The insured, a promotional products franchise company, was sued for copyright infringement by a software company in April 2010. However, the insured failed to tender the claim to its liability insurer. Instead, the insured retained defense counsel and paid legal expenses from June 2010 until October 2011. The insured ultimately gave notice of the lawsuit to its insurer on October 10, 2011, and the insured and the insurer discussed the claim three days later. On November 21, 2011, the insurer agreed to defend subject to a reservation of rights but refused to pay any pre-tender defense costs. The insured filed a breach of contract suit seeking reimbursement for its pre-tender defense costs. On cross-motions for summary judgment, the insured contended that the insurer was estopped from denying payment of the pre-tender defense costs because its reservation of rights letter was issued after the thirty-day deadline for notification of coverage defenses imposed by Florida’s “Claims Administration Statute.” The insurer, in turn, argued that the statutory time frame did not apply because the policy provisions precluding the insured from incurring legal fees without prior approval constituted exclusions rather than coverage defenses. The district court agreed with the insurer and granted summary judgment in its favor.

On appeal, the court affirmed and held that the insurer was not required to comply with the statute when it refused to reimburse the insured for pre-tender defense costs because the policy expressly carved out pre-tender defense costs from the scope of coverage. The court highlighted the fact that the policy itself provided that “no insured will, except at the insured’s own cost, voluntarily make a payment, assume any obligation, or incur any expense, other than for first aid, without our consent.” Citing Florida Supreme Court authority, the court explained that the statute only applied to defenses that would preclude coverage for amounts that otherwise would fall within the policy’s scope of coverage. Because this policy did not provide coverage for pre-tender defense costs, the insurer was not estopped from refusing to reimburse the insured for such costs.

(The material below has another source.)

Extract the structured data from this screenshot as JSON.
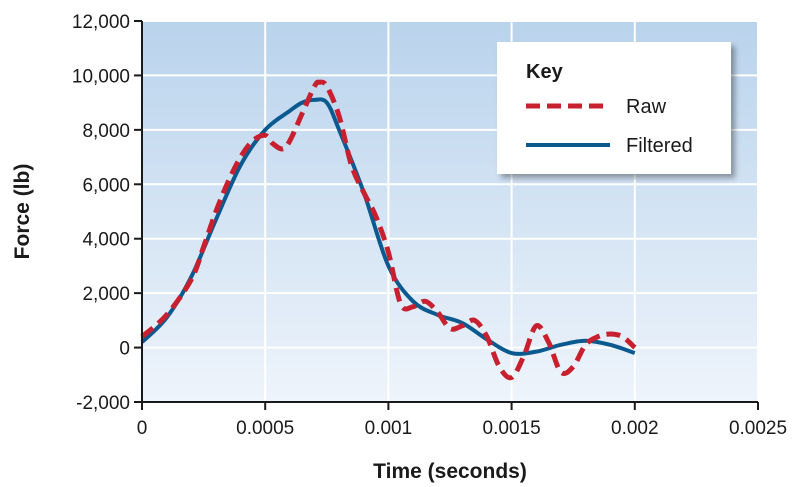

The court also noted that the text of the statue does not apply the statutory time frame with respect to the duty to defend, only to the duty to indemnify. Further, the policy considerations underlying the Florida statute were not implicated because the statute’s purpose is to inform the insured of coverage defenses so the insured can stake steps to protect itself. As such, the court characterized the statute as being “forward-looking” in order to protect an insureds’ future decisions and interests. Because the insured had already incurred defense costs before it ever notified the insurer or triggered the insurer’s obligation to send a reservation of rights, the insurer’s decision to refuse to pay pre-tender defense costs had no impact on the insured’s future decisions in the ongoing litigation.